I have had a revelation, so far I've not been a phd student. No, seriously. I've been going in every day but not working, not thinking. I've been reading the minimum and avoiding any real work, that's not doing a phd.
The problem is, I've not been sure I want it. I kind of defaulted into a phd. I finished uni, I didn't want to go home, a phd seemed like the logical next step. After all, phds are what you do after an undergrad and I had everything I needed to get a good phd. So I did. But, for the last few months, there's been this voice in my head asking me if this was really what I wanted, if this is really what I think I should do with the rest of my life. I was enabled in this by the fact that the project was a little stalled, and the things I could do weren't so vital either. I told myself there was no need to push.
In my lab meeting on Monday my supervisor turned around to me and told me I need to start taking control of the project, start making it my project. At that point, what I knew all along came into focus. So far, I've been failing. I've been coasting along on the bare minimum work and that is failing.
So, there was the choice. Start looking for a job or pull my act together.
I'm going to get my act together.
I've thought long and hard about it and I WANT this PhD. Not just in a vague way to give me some income and time to stall but I WANT a PhD. I want to be a PhD student, and then I want to go into research. I want this to be my life. This isn't some kind of half-assed declaration, it's like a switch was flicked and now I realise what I've got to do. I want the passion for science I had a few years ago, before being in a lab where I was ignored and achieved nothing crushed my hope. I want to think about what I'm going to do that day on the way into work. I want to find things out and enjoy it. I want to think all day and byh busy doing research. I want to design experiments and perform experiments and I want to really make this project into my own project. I want to live it and be it.

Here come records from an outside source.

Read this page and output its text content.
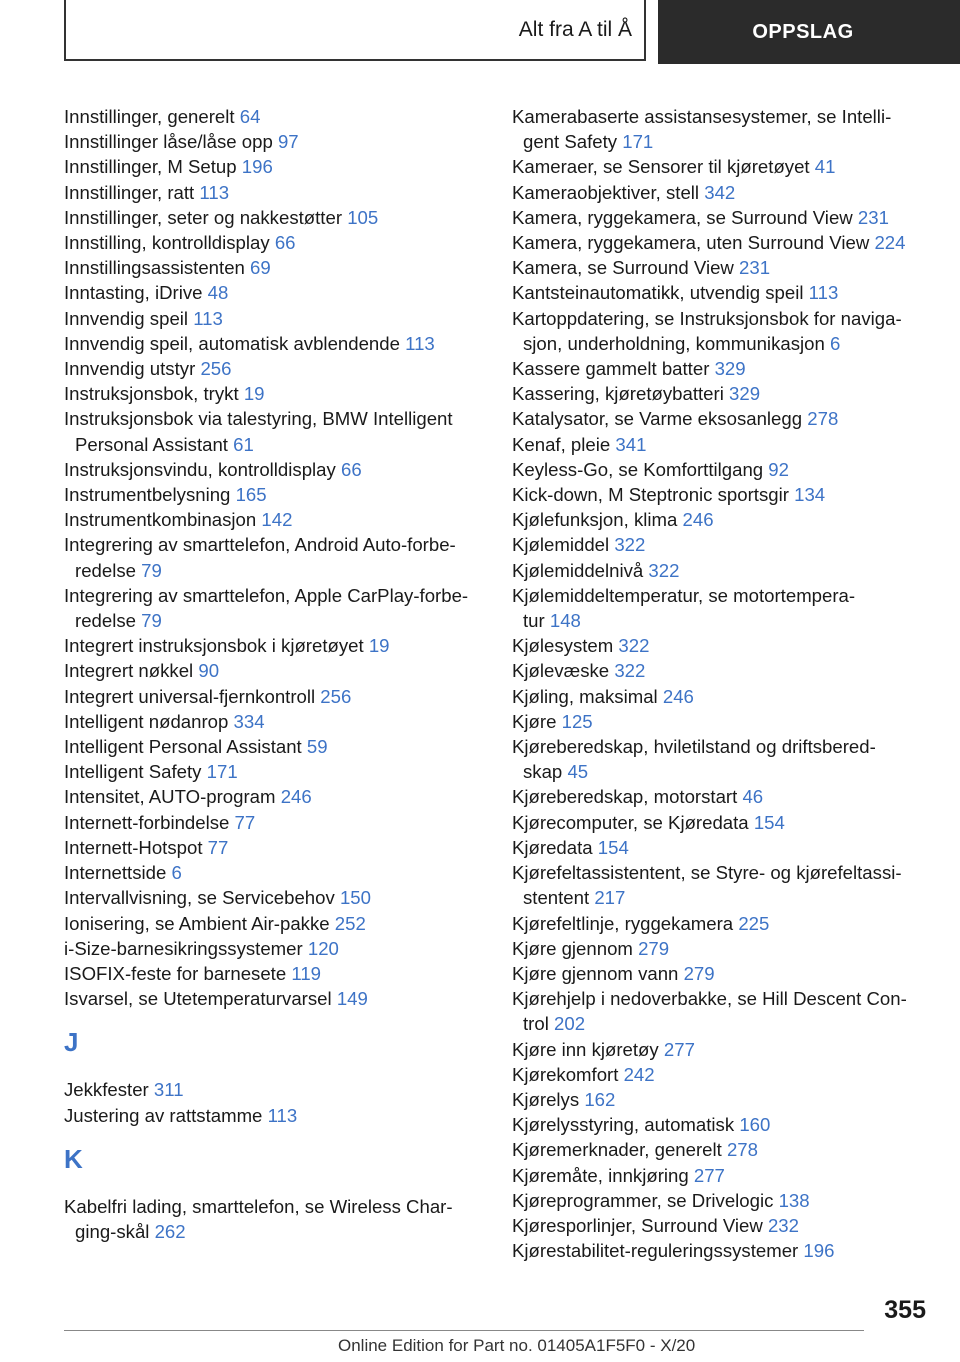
Alt fra A til Å	OPPSLAG
Innstillinger, generelt 64
Innstillinger låse/låse opp 97
Innstillinger, M Setup 196
Innstillinger, ratt 113
Innstillinger, seter og nakkestøtter 105
Innstilling, kontrolldisplay 66
Innstillingsassistenten 69
Inntasting, iDrive 48
Innvendig speil 113
Innvendig speil, automatisk avblendende 113
Innvendig utstyr 256
Instruksjonsbok, trykt 19
Instruksjonsbok via talestyring, BMW Intelligent
Personal Assistant 61
Instruksjonsvindu, kontrolldisplay 66
Instrumentbelysning 165
Instrumentkombinasjon 142
Integrering av smarttelefon, Android Auto-forbe-
redelse 79
Integrering av smarttelefon, Apple CarPlay-forbe-
redelse 79
Integrert instruksjonsbok i kjøretøyet 19
Integrert nøkkel 90
Integrert universal-fjernkontroll 256
Intelligent nødanrop 334
Intelligent Personal Assistant 59
Intelligent Safety 171
Intensitet, AUTO-program 246
Internett-forbindelse 77
Internett-Hotspot 77
Internettside 6
Intervallvisning, se Servicebehov 150
Ionisering, se Ambient Air-pakke 252
i-Size-barnesikringssystemer 120
ISOFIX-feste for barnesete 119
Isvarsel, se Utetemperaturvarsel 149
J
Jekkfester 311
Justering av rattstamme 113
K
Kabelfri lading, smarttelefon, se Wireless Char-
ging-skål 262
Kamerabaserte assistansesystemer, se Intelli-
gent Safety 171
Kameraer, se Sensorer til kjøretøyet 41
Kameraobjektiver, stell 342
Kamera, ryggekamera, se Surround View 231
Kamera, ryggekamera, uten Surround View 224
Kamera, se Surround View 231
Kantsteinautomatikk, utvendig speil 113
Kartoppdatering, se Instruksjonsbok for naviga-
sjon, underholdning, kommunikasjon 6
Kassere gammelt batter 329
Kassering, kjøretøybatteri 329
Katalysator, se Varme eksosanlegg 278
Kenaf, pleie 341
Keyless-Go, se Komforttilgang 92
Kick-down, M Steptronic sportsgir 134
Kjølefunksjon, klima 246
Kjølemiddel 322
Kjølemiddelnivå 322
Kjølemiddeltemperatur, se motortempera-
tur 148
Kjølesystem 322
Kjølevæske 322
Kjøling, maksimal 246
Kjøre 125
Kjøreberedskap, hviletilstand og driftsbered-
skap 45
Kjøreberedskap, motorstart 46
Kjørecomputer, se Kjøredata 154
Kjøredata 154
Kjørefeltassistentent, se Styre- og kjørefeltassi-
stentent 217
Kjørefeltlinje, ryggekamera 225
Kjøre gjennom 279
Kjøre gjennom vann 279
Kjørehjelp i nedoverbakke, se Hill Descent Con-
trol 202
Kjøre inn kjøretøy 277
Kjørekomfort 242
Kjørelys 162
Kjørelysstyring, automatisk 160
Kjøremerknader, generelt 278
Kjøremåte, innkjøring 277
Kjøreprogrammer, se Drivelogic 138
Kjøresporlinjer, Surround View 232
Kjørestabilitet-reguleringssystemer 196
355
Online Edition for Part no. 01405A1F5F0 - X/20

I'm aware that this is going to require determination and sacrifices, but I think I'm ready now for that. I think this is the time when I need to step back and realise that I can't get a PhD like this, and getting a PhD is what's important.
I guess I've not been paying attention to Avenue Q for all these years, for some reason I thought the hard part was over. Now I realise it's only just begining. It's going to be a fight from here on it, but it's a fight I'm willing to take part in. It's a fight for something I want, something I need. I won't give up, I won't fail. I will give everything I've got to this project and I WILL suceed.